Zauważyłem jednak problem z podłogówką, a w zasadzie z niepotrzebnym moim zdaniem mieszaczem, który raczej nadaje się do układów wysokotemperaturowych. Ostatnio kocioł pracował nieprzerwanie całą noc: na grzejnikach zamknęły się głowice termostatyczne, a podłogówka nie mogła dogrzać pozostałych pomieszczeń. Na termostacie w łazience temperatura ustawiona 23 stopnie, a kocioł nie mógł dogrzać nic poza 22 stopnie. Na kotle temperatura 42 stopnie, a mieszacz obniżał temperaturę podłogówki o ponad 10 stopni. Po co? Czy nie można tej temperatury puścić bezpośrednio w podłogę? Przecież nagrzałoby się dużo szybciej, a tak wpychanie w podłogę czynnika o temperaturze ledwo 30 stopni nie pozwoliło uzyskać zadanej temperatury.

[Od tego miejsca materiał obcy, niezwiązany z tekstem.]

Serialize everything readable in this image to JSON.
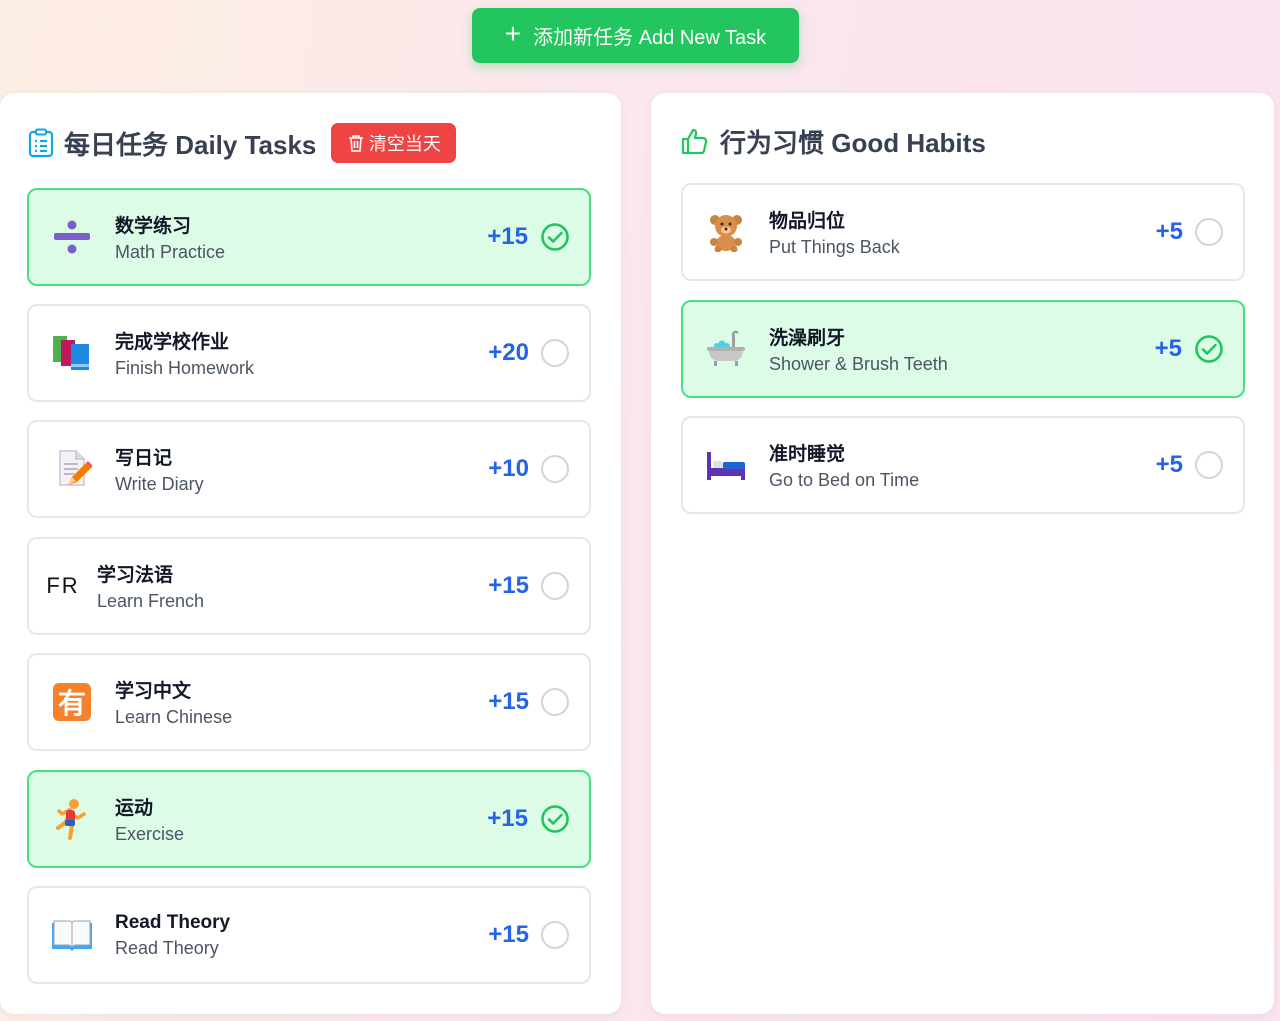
{
  "add_button": {
    "label": "添加新任务 Add New Task"
  },
  "daily": {
    "title": "每日任务 Daily Tasks",
    "clear_label": "清空当天",
    "tasks": [
      {
        "cn": "数学练习",
        "en": "Math Practice",
        "points": "+15",
        "done": true,
        "icon": "divide-icon"
      },
      {
        "cn": "完成学校作业",
        "en": "Finish Homework",
        "points": "+20",
        "done": false,
        "icon": "books-icon"
      },
      {
        "cn": "写日记",
        "en": "Write Diary",
        "points": "+10",
        "done": false,
        "icon": "memo-icon"
      },
      {
        "cn": "学习法语",
        "en": "Learn French",
        "points": "+15",
        "done": false,
        "icon": "fr-icon",
        "icon_text": "FR"
      },
      {
        "cn": "学习中文",
        "en": "Learn Chinese",
        "points": "+15",
        "done": false,
        "icon": "you-character-icon",
        "icon_text": "有"
      },
      {
        "cn": "运动",
        "en": "Exercise",
        "points": "+15",
        "done": true,
        "icon": "runner-icon"
      },
      {
        "cn": "Read Theory",
        "en": "Read Theory",
        "points": "+15",
        "done": false,
        "icon": "open-book-icon"
      }
    ]
  },
  "habits": {
    "title": "行为习惯 Good Habits",
    "items": [
      {
        "cn": "物品归位",
        "en": "Put Things Back",
        "points": "+5",
        "done": false,
        "icon": "teddy-bear-icon"
      },
      {
        "cn": "洗澡刷牙",
        "en": "Shower & Brush Teeth",
        "points": "+5",
        "done": true,
        "icon": "bathtub-icon"
      },
      {
        "cn": "准时睡觉",
        "en": "Go to Bed on Time",
        "points": "+5",
        "done": false,
        "icon": "bed-icon"
      }
    ]
  },
  "colors": {
    "accent_green": "#22c55e",
    "done_bg": "#dcfce7",
    "done_border": "#4ade80",
    "points_blue": "#2563eb",
    "danger": "#ef4444"
  }
}
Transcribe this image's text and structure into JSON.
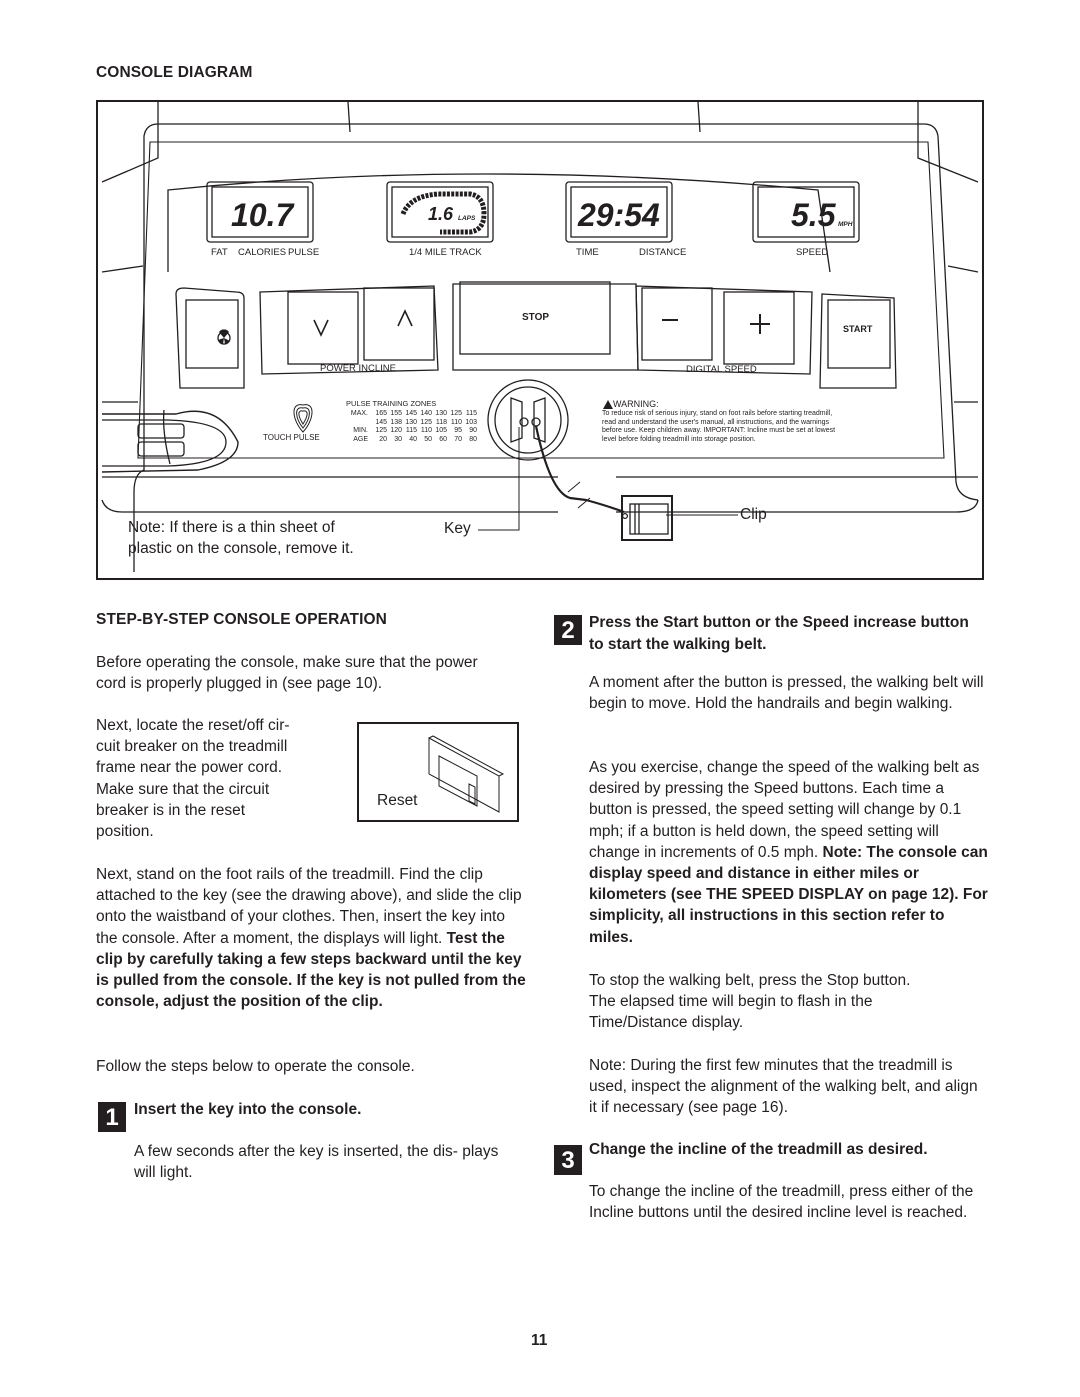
{
  "page": {
    "number": "11",
    "heading": "CONSOLE DIAGRAM"
  },
  "console": {
    "displays": [
      {
        "value": "10.7",
        "labels": [
          "FAT",
          "CALORIES",
          "PULSE"
        ]
      },
      {
        "value": "1.6",
        "unit": "LAPS",
        "labels": [
          "1/4 MILE TRACK"
        ]
      },
      {
        "value": "29:54",
        "labels": [
          "TIME",
          "DISTANCE"
        ]
      },
      {
        "value": "5.5",
        "unit": "MPH",
        "labels": [
          "SPEED"
        ]
      }
    ],
    "buttons": {
      "fan_icon": "fan-icon",
      "incline_down": "∨",
      "incline_up": "∧",
      "incline_group_label": "POWER INCLINE",
      "stop": "STOP",
      "speed_down": "−",
      "speed_up": "+",
      "speed_group_label": "DIGITAL SPEED",
      "start": "START"
    },
    "touch_pulse_label": "TOUCH PULSE",
    "pulse_zones": {
      "title": "PULSE TRAINING ZONES",
      "rows": [
        {
          "label": "MAX.",
          "values": [
            "165",
            "155",
            "145",
            "140",
            "130",
            "125",
            "115"
          ]
        },
        {
          "label": "",
          "values": [
            "145",
            "138",
            "130",
            "125",
            "118",
            "110",
            "103"
          ]
        },
        {
          "label": "MIN.",
          "values": [
            "125",
            "120",
            "115",
            "110",
            "105",
            "95",
            "90"
          ]
        },
        {
          "label": "AGE",
          "values": [
            "20",
            "30",
            "40",
            "50",
            "60",
            "70",
            "80"
          ]
        }
      ]
    },
    "warning": {
      "title": "WARNING:",
      "lines": [
        "To reduce risk of serious injury, stand on foot rails before starting treadmill,",
        "read and understand the user's manual, all instructions, and the warnings",
        "before use.  Keep children away.  IMPORTANT: Incline must be set at lowest",
        "level before folding treadmill into storage position."
      ]
    },
    "callouts": {
      "key": "Key",
      "clip": "Clip",
      "note_line1": "Note: If there is a thin sheet of",
      "note_line2": "plastic on the console, remove it."
    }
  },
  "operation": {
    "heading": "STEP-BY-STEP CONSOLE OPERATION",
    "intro": "Before operating the console, make sure that the power cord is properly plugged in (see page 10).",
    "breaker_lines": [
      "Next, locate the reset/off cir-",
      "cuit breaker on the treadmill",
      "frame near the power cord.",
      "Make sure that the circuit",
      "breaker is in the reset",
      "position."
    ],
    "reset_label": "Reset",
    "clip_para_normal": "Next, stand on the foot rails of the treadmill. Find the clip attached to the key (see the drawing above), and slide the clip onto the waistband of your clothes. Then, insert the key into the console. After a moment, the displays will light. ",
    "clip_para_bold": "Test the clip by carefully taking a few steps backward until the key is pulled from the console. If the key is not pulled from the console, adjust the position of the clip.",
    "follow": "Follow the steps below to operate the console.",
    "steps": [
      {
        "num": "1",
        "title": "Insert the key into the console.",
        "paras": [
          "A few seconds after the key is inserted, the dis- plays will light."
        ]
      },
      {
        "num": "2",
        "title": "Press the Start button or the Speed increase button to start the walking belt.",
        "paras": [
          "A moment after the button is pressed, the walking belt will begin to move. Hold the handrails and begin walking."
        ],
        "speed_para_normal": "As you exercise, change the speed of the walking belt as desired by pressing the Speed buttons. Each time a button is pressed, the speed setting will change by 0.1 mph; if a button is held down, the speed setting will change in increments of 0.5 mph. ",
        "speed_para_bold": "Note: The console can display speed and distance in either miles or kilometers (see THE SPEED DISPLAY on page 12). For simplicity, all instructions in this section refer to miles.",
        "stop_para": "To stop the walking belt, press the Stop button. The elapsed time will begin to flash in the Time/Distance display.",
        "note_para": "Note: During the first few minutes that the treadmill is used, inspect the alignment of the walking belt, and align it if necessary (see page 16)."
      },
      {
        "num": "3",
        "title": "Change the incline of the treadmill as desired.",
        "paras": [
          "To change the incline of the treadmill, press either of the Incline buttons until the desired incline level is reached."
        ]
      }
    ]
  }
}
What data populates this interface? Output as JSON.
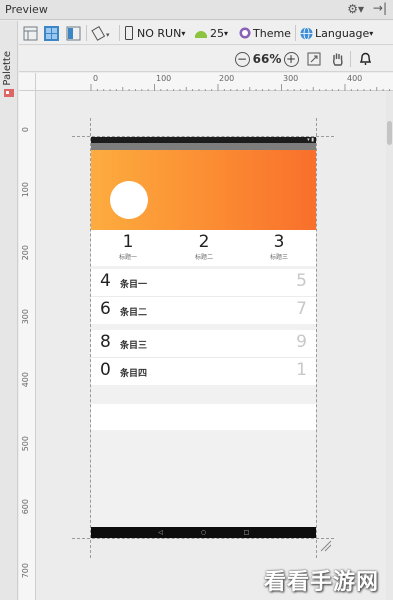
{
  "window": {
    "title": "Preview"
  },
  "palette": {
    "label": "Palette"
  },
  "toolbar": {
    "run_config": "NO RUN",
    "api_level": "25",
    "theme": "Theme",
    "language": "Language"
  },
  "zoom": {
    "level": "66%"
  },
  "ruler": {
    "h_labels": [
      "0",
      "100",
      "200",
      "300",
      "400"
    ],
    "v_labels": [
      "0",
      "100",
      "200",
      "300",
      "400",
      "500",
      "600",
      "700"
    ]
  },
  "app": {
    "header_gradient": [
      "#fdac3f",
      "#f96f2c"
    ],
    "stats": [
      {
        "value": "1",
        "label": "标题一"
      },
      {
        "value": "2",
        "label": "标题二"
      },
      {
        "value": "3",
        "label": "标题三"
      }
    ],
    "group1": [
      {
        "left": "4",
        "text": "条目一",
        "right": "5"
      },
      {
        "left": "6",
        "text": "条目二",
        "right": "7"
      }
    ],
    "group2": [
      {
        "left": "8",
        "text": "条目三",
        "right": "9"
      },
      {
        "left": "0",
        "text": "条目四",
        "right": "1"
      }
    ]
  },
  "watermark": {
    "text": "看看手游网"
  }
}
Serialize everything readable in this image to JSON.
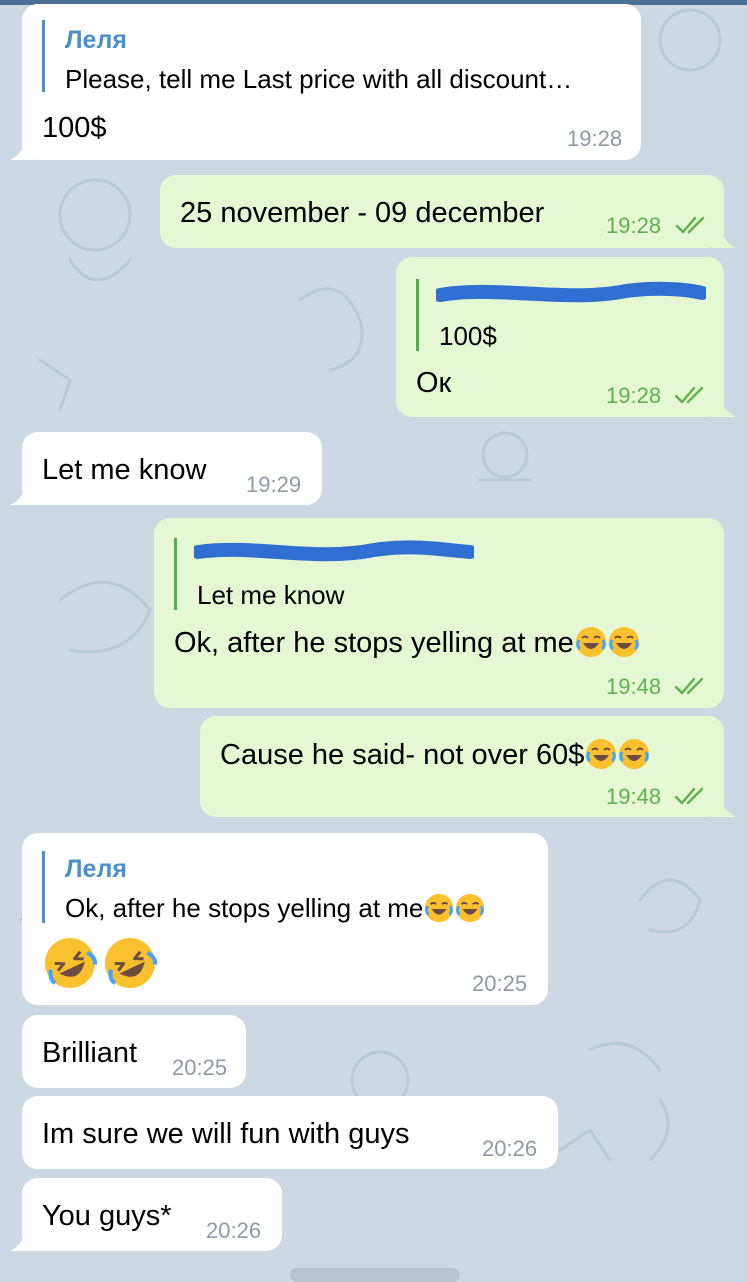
{
  "messages": [
    {
      "reply_name": "Леля",
      "reply_text": "Please, tell me Last price with all discount…",
      "text": "100$",
      "time": "19:28"
    },
    {
      "text": "25 november - 09 december",
      "time": "19:28"
    },
    {
      "reply_text": "100$",
      "text": "Ок",
      "time": "19:28"
    },
    {
      "text": "Let me know",
      "time": "19:29"
    },
    {
      "reply_text": "Let me know",
      "text": "Ok, after he stops yelling at me",
      "time": "19:48"
    },
    {
      "text": "Cause he said- not over 60$",
      "time": "19:48"
    },
    {
      "reply_name": "Леля",
      "reply_text": "Ok, after he stops yelling at me",
      "time": "20:25"
    },
    {
      "text": "Brilliant",
      "time": "20:25"
    },
    {
      "text": "Im sure we will fun with guys",
      "time": "20:26"
    },
    {
      "text": "You guys*",
      "time": "20:26"
    }
  ],
  "colors": {
    "background": "#cdd8e3",
    "incoming_bubble": "#ffffff",
    "outgoing_bubble": "#e6f8d3",
    "reply_accent_in": "#4a90c8",
    "reply_accent_out": "#4caf50",
    "redaction": "#2f6fd1"
  },
  "icons": [
    "double-check-icon",
    "joy-emoji",
    "rofl-emoji"
  ]
}
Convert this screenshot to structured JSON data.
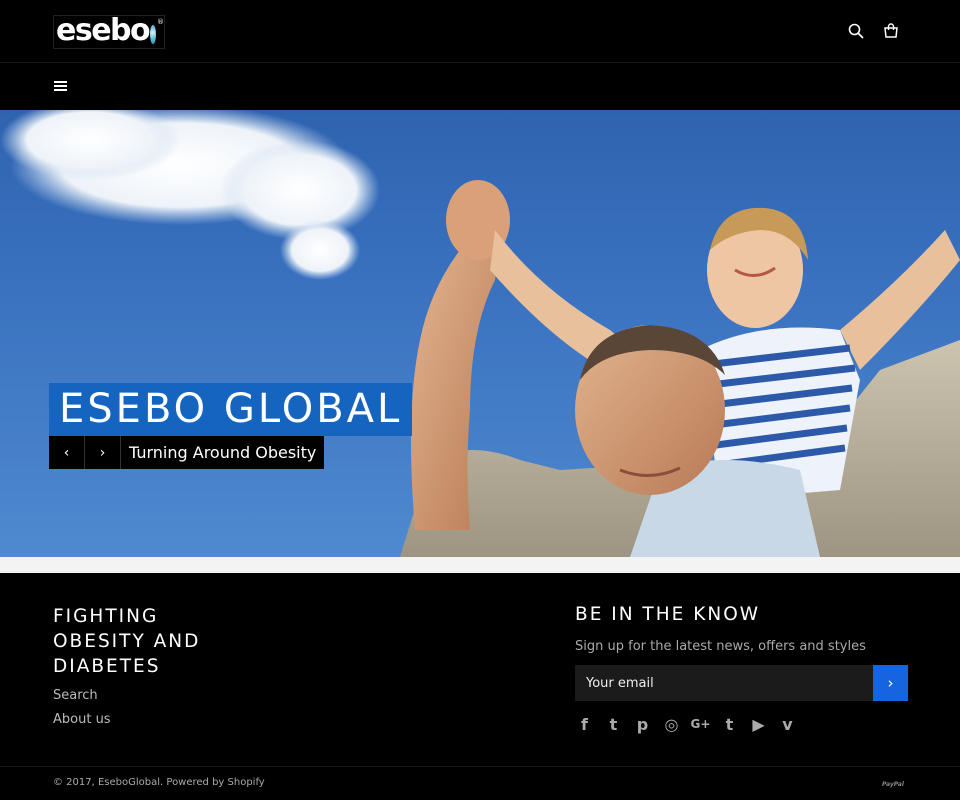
{
  "brand": {
    "logo_text": "esebo",
    "registered_mark": "®"
  },
  "header": {
    "search_icon": "search-icon",
    "cart_icon": "cart-icon",
    "menu_icon": "hamburger-menu-icon"
  },
  "hero": {
    "title": "ESEBO GLOBAL",
    "caption": "Turning Around Obesity",
    "prev_glyph": "‹",
    "next_glyph": "›"
  },
  "footer": {
    "title": "FIGHTING OBESITY AND DIABETES",
    "links": [
      "Search",
      "About us"
    ],
    "newsletter": {
      "title": "BE IN THE KNOW",
      "subtitle": "Sign up for the latest news, offers and styles",
      "placeholder": "Your email",
      "submit_glyph": "›"
    },
    "socials": [
      {
        "name": "facebook",
        "glyph": "f"
      },
      {
        "name": "twitter",
        "glyph": "t"
      },
      {
        "name": "pinterest",
        "glyph": "p"
      },
      {
        "name": "instagram",
        "glyph": "◎"
      },
      {
        "name": "google-plus",
        "glyph": "G+"
      },
      {
        "name": "tumblr",
        "glyph": "t"
      },
      {
        "name": "youtube",
        "glyph": "▶"
      },
      {
        "name": "vimeo",
        "glyph": "v"
      }
    ],
    "copyright": "© 2017, EseboGlobal. Powered by Shopify",
    "payment": "PayPal"
  },
  "colors": {
    "accent": "#1564c0",
    "button": "#1564e0",
    "background": "#000000"
  }
}
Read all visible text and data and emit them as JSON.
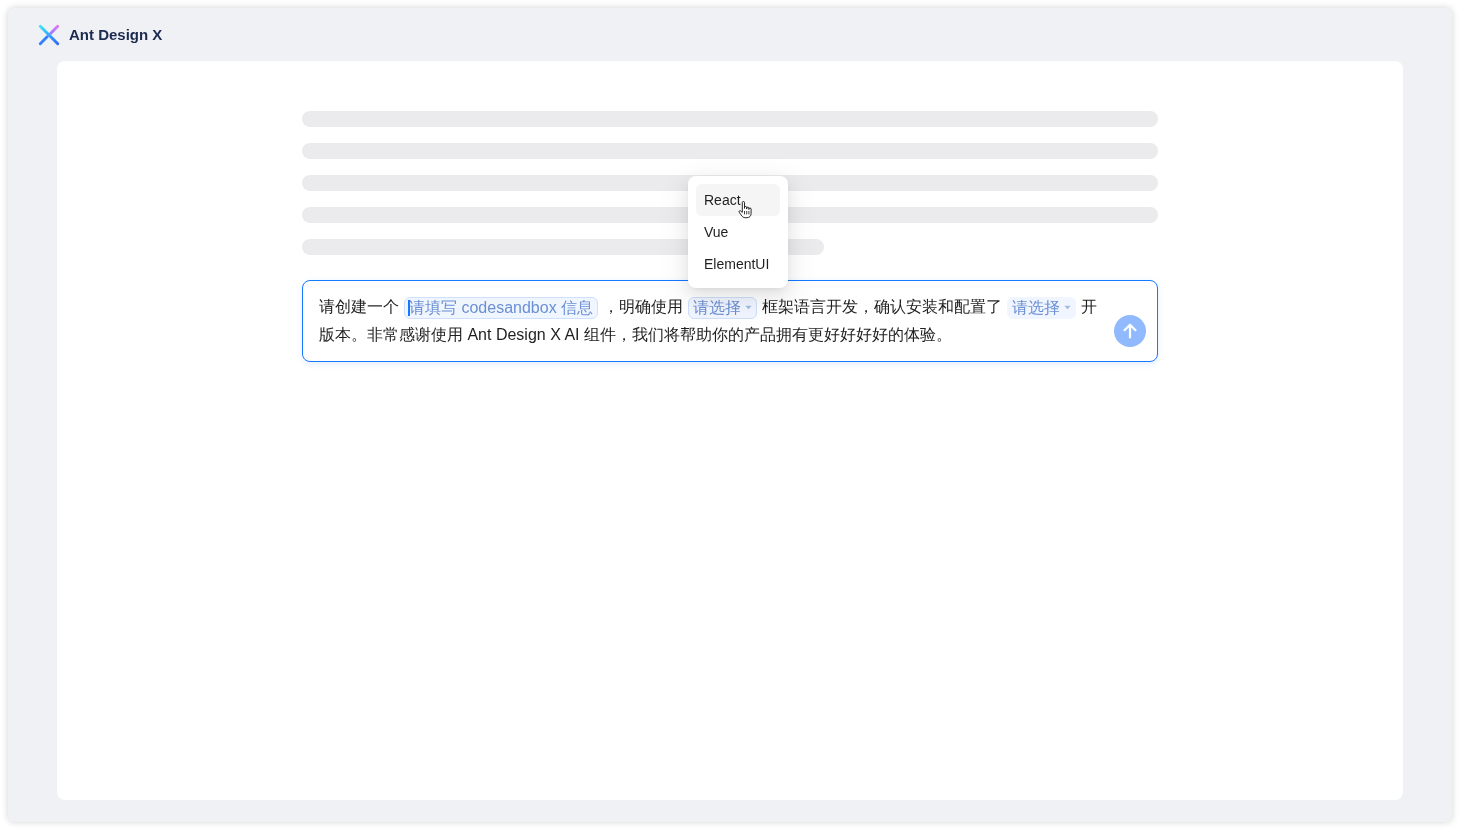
{
  "app": {
    "title": "Ant Design X"
  },
  "skeleton_lines": [
    {
      "kind": "full"
    },
    {
      "kind": "full"
    },
    {
      "kind": "full"
    },
    {
      "kind": "full"
    },
    {
      "kind": "short"
    }
  ],
  "sender": {
    "parts": [
      {
        "kind": "text",
        "text": "请创建一个"
      },
      {
        "kind": "input",
        "placeholder": "请填写 codesandbox 信息",
        "focused": true
      },
      {
        "kind": "text",
        "text": "，明确使用"
      },
      {
        "kind": "select",
        "placeholder": "请选择",
        "open": true,
        "options": [
          {
            "label": "React",
            "hovered": true
          },
          {
            "label": "Vue",
            "hovered": false
          },
          {
            "label": "ElementUI",
            "hovered": false
          }
        ]
      },
      {
        "kind": "text",
        "text": "框架语言开发，确认安装和配置了"
      },
      {
        "kind": "select",
        "placeholder": "请选择",
        "open": false
      },
      {
        "kind": "text",
        "text": "开版本。非常感谢使用 Ant Design X AI 组件，我们将帮助你的产品拥有更好好好好的体验。"
      }
    ],
    "send_button": {
      "disabled": true
    }
  }
}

Załączam zdjęcie rozdzielacza z mieszaczem, myślałem aby pompę przenieść na powrót, czy tak mogłaby pracować? Bardziej na ssaniu niż tłoczeniu. W tym momencie jedyną możliwą regulacją jest śruba która dławi powrót, ale powoduje to tylko zmianę na belce o max 2-4 stopnie (kocioł 42, na belce 28->32).
Proszę o radę, załączam zdjęcia.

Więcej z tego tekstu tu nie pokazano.